(Ecofin Agency) - The outlook for the Eswatini economy is positive in the near term but some of the Kingdom's vulnerabilities remain and could constrain economic growth. Therefore, the IMF believes that measures are needed to strengthen growth.
The IMF expects Eswatini's economic growth to reach 3.2% and its inflation to stabilize this year. According to an end-of-mission release published by the multilateral institution today, the growth will be supported by agricultural production, manufacturing, and increased government spending. Compared to 2022, this forecast represents an increase of 2.8 points.
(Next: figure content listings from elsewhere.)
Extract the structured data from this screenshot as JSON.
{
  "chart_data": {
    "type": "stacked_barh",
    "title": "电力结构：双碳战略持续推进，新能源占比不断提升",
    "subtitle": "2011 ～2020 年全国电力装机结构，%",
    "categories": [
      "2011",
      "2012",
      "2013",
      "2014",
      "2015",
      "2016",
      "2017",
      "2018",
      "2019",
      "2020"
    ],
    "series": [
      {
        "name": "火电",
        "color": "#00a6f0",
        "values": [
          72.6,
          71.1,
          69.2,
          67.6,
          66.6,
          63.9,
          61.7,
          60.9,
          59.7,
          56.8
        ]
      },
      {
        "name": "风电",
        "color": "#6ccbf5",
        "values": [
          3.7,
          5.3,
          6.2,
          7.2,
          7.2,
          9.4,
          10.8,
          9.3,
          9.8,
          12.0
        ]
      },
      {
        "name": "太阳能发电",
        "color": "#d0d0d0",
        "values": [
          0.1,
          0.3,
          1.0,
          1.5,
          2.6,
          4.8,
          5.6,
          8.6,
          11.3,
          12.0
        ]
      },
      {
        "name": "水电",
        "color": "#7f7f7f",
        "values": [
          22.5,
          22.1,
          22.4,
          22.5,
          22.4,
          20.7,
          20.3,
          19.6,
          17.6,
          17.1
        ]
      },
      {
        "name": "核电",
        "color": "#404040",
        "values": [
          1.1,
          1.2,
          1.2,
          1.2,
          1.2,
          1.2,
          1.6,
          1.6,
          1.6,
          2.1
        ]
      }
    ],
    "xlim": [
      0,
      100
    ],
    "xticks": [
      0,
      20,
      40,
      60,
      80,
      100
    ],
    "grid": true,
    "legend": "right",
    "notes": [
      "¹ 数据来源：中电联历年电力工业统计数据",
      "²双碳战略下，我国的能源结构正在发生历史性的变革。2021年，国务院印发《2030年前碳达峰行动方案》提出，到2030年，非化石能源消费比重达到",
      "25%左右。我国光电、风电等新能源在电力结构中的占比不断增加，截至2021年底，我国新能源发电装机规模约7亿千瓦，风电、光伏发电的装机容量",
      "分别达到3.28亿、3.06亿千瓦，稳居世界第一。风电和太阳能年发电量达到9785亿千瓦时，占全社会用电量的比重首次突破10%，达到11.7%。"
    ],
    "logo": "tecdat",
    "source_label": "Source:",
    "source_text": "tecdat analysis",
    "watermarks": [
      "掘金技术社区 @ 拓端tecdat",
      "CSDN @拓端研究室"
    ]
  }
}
Indeed, GDP growth stagnated in 2022 at 0.4 percent, mainly due to "the continued dampening effect from civil unrest, government payment arrears, slowing growth in South Africa, and heavier than normal rainfall and industrial action on the sugar sector."
Inflation is expected to stabilize at around 5 percent after reaching 5.6 percent in 2022, due to rising food and transport prices. While increased government spending and lower Southern African Customs Union (SACU) revenues are expected to widen the government's budget deficit to 5.4 percent of GDP at the end of FY2022-2023, the deficit is expected to narrow in the next fiscal year (2023-2024).
“SACU revenue transfers are expected to roughly double in FY23-24, facilitating a significant reduction in the fiscal deficit and a modest reduction in the ratio of public debt to GDP,” the release informs.
Despite "considerable progress," the Fund says Eswatini's macroeconomic and fiscal imbalances remain a source of vulnerability for the Kingdom. The risks of debt distress, rising domestic arrears, and declining foreign exchange reserves make the country vulnerable to further shocks.
To improve the economy's resilience to these vulnerabilities, the Fund recommends the implementation of several measures. Among other things, the authorities are encouraged to continue their adjustment program to ensure fiscal sustainability and rebuild external buffers. Promoting private investment and strengthening competitiveness will be key to boosting growth and reducing unemployment, the IMF believes.